In 28 patients from 27 unrelated families, including a set of monozygotic twins (patients 27 and 28), with DDVIBA, Vetrini et al. (2019) identified 25 heterozygous mutations in the TCF20 gene (see, e.g., 603107.0004-603107.0006). The mutations were found by exome sequencing and confirmed by Sanger sequencing; none were found in the ExAC or gnomAD databases. Most of the mutations were predicted to result in a loss of function: there were 18 frameshifts, 5 nonsense, 1 splice site, and 1 missense (K1710R). Most of the mutations occurred de novo, although there were 4 families in which the pathogenic mutation was inherited from an affected parent; the parents tended to have a milder phenotype. Four additional patients carried heterozygous deletions ranging from 128 kb to 2.64 Mb that disrupted the TCF20 gene. A few patients carried additional variants in other genes, which may have contributed to the phenotype. Functional studies of the variants and studies of most patient cells were not performed. However, RNA studies of 3 of the variants that were predicted to cause premature termination showed that they escaped nonsense-mediated mRNA decay. No genotype/phenotype correlations were observed.
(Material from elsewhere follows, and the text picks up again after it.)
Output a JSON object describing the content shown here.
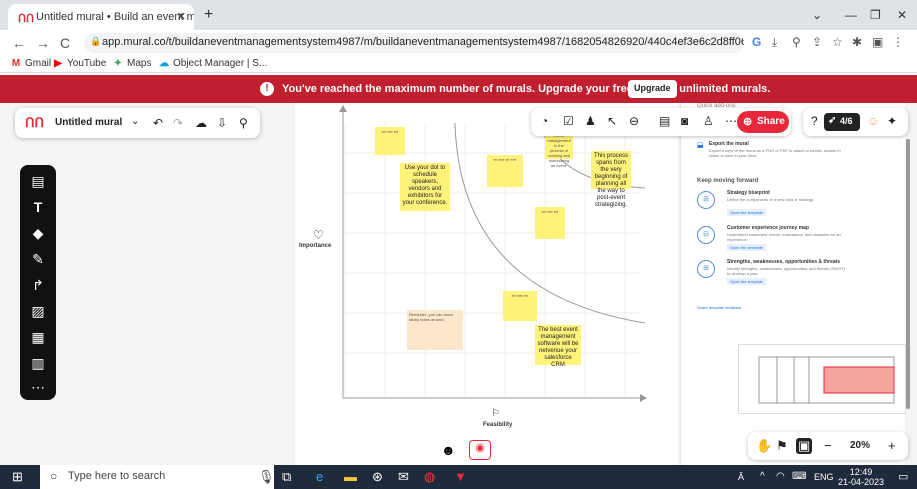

In 27 patients from 24 families with DDVIBA, Torti et al. (2019) identified heterozygous mutations in the TCF20 gene (see, e.g., 603107.0007-603107.0009). The patients were ascertained from several clinical and research centers, and the mutations were found by exome sequencing with Sanger confirmation. Almost all mutations occurred de novo; germline mosaicism was demonstrated or predicted in 2 familial cases. There were 23 frameshift or nonsense mutations, all predicted to result in a loss of function, and 1 missense mutation. Functional studies of the variants and studies of patient cells were not performed, but none of the variants were present in large population cohorts. Several patients carried possible pathogenic variants in other genes, which may have contributed to the phenotype.